If I follow all the rules and get a good mark, does that mean that I have been awarded the mark for obeying the rules? No. It does not. The rules themselves are not the focus, they are there as an aid to my learning. The rules are not there to bind me, or to trip me up. The lecturer did not invent the reading list in order to make it harder for me, but to give me pointers of the right way to go. The word count is to help, so that I do not submit 1,000 words and do a skimpy job, or 10,000 words and knock myself out trying to get it done in time.
I would not be very pleased if I were expected to hand in an essay on which I would be marked without being given a title, word count, format guide, reading list etc. I don’t view these as burdens but as helps. I obey not because I think I’ll be punished if I don’t – sure I’ll prob get a bad mark and possibly even fail, but the failure would not for ‘not reading the set books’ per se. It would be for ‘not learning what I was supposed to have learned’ and the failure will be my fault for not taking the help I was offered. The lecturers are not there to try to trip me up and make me fail. They want me to pass, their whole job is about helping me to pass. If I fail it’ll be my own stupid fault.
And so it is with God’s Law. It never was supposed to be, as C S Lewis put it, ‘If you keep a lot of rules I’ll reward you, and if you don’t I’ll do the other thing’.[1] Of course, the culture-specific examples we read in the Bible need re-applying for different situations (I don’t recall finding a neighbour’s donkey in my field recently), but the principles are for all people at all times in all places. Not as a nit-picking set of ‘Thou Shalt Not’s, but as a life-giving demonstration of grace. Think of it as God’s Christmas list. ‘If you want to demonstrate your love, here’s how.’
It always was grace, right from the start. The obedience was, and is, the way we show our love in grateful response to the grace already given.

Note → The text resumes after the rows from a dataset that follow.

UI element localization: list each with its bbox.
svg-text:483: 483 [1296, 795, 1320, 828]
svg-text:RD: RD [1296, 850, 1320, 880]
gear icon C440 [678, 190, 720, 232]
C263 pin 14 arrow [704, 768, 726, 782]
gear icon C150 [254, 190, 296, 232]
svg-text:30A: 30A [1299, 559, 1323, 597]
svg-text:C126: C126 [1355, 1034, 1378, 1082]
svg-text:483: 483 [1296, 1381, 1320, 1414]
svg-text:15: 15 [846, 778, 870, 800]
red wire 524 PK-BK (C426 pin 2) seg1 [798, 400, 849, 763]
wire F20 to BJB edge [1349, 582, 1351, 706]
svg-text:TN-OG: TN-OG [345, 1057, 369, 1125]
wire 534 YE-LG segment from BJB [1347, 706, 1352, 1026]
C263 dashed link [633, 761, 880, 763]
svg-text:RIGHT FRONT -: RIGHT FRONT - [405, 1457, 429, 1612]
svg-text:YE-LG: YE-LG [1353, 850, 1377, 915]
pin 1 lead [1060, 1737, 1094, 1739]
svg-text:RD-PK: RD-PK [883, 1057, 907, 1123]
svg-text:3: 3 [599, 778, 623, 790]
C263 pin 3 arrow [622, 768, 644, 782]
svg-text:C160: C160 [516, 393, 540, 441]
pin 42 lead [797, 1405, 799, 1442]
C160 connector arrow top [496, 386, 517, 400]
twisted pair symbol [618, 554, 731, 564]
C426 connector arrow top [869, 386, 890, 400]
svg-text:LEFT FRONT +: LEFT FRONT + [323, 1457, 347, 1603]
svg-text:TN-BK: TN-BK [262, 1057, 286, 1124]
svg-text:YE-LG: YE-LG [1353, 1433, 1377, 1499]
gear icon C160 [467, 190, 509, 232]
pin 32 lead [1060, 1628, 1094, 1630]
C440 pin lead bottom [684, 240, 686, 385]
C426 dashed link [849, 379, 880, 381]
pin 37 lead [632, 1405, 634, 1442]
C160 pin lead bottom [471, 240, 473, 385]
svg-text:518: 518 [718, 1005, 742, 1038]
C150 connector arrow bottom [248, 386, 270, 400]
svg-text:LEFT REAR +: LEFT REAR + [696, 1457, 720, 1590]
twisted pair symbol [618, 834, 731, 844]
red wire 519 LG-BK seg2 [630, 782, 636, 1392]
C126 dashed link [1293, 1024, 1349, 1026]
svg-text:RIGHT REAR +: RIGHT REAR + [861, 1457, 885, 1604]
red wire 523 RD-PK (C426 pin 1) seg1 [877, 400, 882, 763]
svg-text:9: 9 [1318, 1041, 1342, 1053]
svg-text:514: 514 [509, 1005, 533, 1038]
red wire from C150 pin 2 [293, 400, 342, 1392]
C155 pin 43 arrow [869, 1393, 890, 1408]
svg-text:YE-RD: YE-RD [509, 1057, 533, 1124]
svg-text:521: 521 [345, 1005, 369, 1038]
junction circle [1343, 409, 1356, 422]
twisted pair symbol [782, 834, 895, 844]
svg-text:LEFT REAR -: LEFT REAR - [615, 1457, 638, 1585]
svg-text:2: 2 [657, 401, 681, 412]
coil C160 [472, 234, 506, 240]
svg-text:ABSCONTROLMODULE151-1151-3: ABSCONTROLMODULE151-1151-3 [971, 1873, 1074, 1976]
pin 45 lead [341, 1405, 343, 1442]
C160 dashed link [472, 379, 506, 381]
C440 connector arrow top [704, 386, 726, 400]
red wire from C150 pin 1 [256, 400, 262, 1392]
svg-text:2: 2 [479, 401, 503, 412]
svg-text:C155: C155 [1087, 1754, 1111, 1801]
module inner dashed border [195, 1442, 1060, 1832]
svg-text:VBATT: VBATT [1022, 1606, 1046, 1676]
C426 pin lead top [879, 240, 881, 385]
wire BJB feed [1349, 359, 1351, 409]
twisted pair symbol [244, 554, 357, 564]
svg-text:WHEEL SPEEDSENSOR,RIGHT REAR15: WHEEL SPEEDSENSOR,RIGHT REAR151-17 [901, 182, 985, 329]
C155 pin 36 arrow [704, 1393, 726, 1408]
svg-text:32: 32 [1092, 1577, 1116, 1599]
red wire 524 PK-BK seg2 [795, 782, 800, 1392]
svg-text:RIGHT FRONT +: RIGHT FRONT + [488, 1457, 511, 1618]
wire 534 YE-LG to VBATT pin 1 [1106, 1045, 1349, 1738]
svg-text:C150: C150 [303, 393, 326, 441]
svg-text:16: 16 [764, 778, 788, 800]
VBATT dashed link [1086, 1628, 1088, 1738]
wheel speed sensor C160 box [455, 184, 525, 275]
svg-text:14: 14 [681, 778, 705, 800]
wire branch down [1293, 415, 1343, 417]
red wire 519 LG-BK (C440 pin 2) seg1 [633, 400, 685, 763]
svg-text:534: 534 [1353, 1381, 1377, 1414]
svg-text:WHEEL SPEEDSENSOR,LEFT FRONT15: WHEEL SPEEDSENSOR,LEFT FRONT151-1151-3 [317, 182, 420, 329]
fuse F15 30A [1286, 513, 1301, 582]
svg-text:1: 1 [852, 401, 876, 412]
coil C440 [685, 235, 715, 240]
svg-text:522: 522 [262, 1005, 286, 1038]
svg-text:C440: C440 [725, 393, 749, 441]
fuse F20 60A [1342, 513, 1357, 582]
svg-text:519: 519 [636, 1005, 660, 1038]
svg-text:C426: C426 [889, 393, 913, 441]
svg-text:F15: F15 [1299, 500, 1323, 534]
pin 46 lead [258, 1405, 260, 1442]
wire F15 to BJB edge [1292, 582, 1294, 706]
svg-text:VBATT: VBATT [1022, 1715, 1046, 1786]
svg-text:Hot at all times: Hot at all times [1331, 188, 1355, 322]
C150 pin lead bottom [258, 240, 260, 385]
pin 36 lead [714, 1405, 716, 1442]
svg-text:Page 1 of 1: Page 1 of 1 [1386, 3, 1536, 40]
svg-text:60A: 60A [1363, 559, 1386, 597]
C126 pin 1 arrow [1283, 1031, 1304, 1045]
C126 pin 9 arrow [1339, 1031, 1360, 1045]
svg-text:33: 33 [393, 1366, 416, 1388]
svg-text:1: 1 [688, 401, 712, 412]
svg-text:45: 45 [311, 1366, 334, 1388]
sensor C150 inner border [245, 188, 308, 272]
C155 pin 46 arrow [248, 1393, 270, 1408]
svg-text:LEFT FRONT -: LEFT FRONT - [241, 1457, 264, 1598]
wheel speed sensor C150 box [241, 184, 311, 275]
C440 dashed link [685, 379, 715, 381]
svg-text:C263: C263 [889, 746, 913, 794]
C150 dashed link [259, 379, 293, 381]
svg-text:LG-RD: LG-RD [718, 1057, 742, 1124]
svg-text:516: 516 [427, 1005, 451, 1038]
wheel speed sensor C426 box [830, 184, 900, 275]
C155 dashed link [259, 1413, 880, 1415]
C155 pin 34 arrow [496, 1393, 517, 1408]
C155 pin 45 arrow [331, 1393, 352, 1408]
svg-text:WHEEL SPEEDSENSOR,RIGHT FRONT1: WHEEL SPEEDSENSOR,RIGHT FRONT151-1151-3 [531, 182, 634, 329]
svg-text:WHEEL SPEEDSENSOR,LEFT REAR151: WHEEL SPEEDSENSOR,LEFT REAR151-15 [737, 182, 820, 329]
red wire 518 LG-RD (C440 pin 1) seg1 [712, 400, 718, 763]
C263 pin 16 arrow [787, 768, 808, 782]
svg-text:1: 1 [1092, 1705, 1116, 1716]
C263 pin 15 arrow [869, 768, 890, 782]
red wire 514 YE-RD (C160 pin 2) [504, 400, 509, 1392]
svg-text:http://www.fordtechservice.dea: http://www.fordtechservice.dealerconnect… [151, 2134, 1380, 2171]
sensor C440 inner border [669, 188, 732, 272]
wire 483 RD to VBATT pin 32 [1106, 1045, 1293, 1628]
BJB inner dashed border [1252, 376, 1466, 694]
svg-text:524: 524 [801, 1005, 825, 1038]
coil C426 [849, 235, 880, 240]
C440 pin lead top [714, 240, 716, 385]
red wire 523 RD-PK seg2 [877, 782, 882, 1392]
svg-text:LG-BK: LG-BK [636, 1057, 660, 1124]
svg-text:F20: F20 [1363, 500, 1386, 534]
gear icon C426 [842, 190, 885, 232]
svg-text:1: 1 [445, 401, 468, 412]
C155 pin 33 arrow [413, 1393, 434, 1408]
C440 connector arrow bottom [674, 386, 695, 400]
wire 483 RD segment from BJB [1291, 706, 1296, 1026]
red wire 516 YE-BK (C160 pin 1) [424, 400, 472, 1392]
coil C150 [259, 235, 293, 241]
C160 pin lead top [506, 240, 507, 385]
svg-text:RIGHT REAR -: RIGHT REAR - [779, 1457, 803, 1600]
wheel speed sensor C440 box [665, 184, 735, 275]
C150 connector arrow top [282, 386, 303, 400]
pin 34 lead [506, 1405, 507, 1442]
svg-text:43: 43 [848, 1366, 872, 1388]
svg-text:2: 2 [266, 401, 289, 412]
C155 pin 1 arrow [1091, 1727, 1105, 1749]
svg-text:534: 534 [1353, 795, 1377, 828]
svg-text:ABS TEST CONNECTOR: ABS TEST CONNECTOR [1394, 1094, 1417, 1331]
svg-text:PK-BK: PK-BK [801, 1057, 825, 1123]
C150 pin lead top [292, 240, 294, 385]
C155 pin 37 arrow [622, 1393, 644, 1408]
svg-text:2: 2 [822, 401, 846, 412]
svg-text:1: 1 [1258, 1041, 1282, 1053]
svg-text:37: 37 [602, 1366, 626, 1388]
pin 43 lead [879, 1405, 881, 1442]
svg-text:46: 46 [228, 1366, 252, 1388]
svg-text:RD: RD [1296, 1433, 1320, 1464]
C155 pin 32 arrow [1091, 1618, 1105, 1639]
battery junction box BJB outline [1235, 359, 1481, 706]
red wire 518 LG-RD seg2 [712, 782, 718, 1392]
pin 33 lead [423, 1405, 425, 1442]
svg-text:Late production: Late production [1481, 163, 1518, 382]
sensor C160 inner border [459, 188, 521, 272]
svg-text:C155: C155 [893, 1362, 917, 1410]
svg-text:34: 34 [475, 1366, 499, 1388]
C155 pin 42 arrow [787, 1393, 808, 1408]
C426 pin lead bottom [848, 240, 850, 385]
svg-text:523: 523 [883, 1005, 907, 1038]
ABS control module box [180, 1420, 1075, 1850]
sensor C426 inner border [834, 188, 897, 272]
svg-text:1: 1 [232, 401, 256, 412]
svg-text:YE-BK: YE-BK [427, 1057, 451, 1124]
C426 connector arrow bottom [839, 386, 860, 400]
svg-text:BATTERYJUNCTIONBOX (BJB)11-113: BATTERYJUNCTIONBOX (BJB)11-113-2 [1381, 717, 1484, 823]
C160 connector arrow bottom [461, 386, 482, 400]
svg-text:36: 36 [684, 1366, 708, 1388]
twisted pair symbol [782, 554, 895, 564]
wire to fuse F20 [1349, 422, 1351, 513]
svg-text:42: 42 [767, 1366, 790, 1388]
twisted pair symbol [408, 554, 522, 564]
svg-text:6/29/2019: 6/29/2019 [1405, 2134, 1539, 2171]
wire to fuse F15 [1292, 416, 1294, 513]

And I’ve gone over my word count. Bum.
Bible Text
John 14:15-21 New International Version – UK
‘If you love me, keep my commands. And I will ask the Father, and he will give you another advocate to help you and be with you for ever –the Spirit of truth. The world cannot accept him, because it neither sees him nor knows him. But you know him, for he lives with you and will be in you. I will not leave you as orphans; I will come to you. Before long, the world will not see me any more, but you will see me. Because I live, you also will live. On that day you will realise that I am in my Father, and you are in me, and I am in you. Whoever has my commands and keeps them is the one who loves me. The one who loves me will be loved by my Father, and I too will love them and show myself to them.’
New International Version – UK (NIVUK)
Holy Bible, New International Version® Anglicized, NIV® Copyright © 1979, 1984, 2011 byBiblica, Inc.® Used by permission. All rights reserved worldwide.
[1] Lewis, Mere Christianity, p. 92.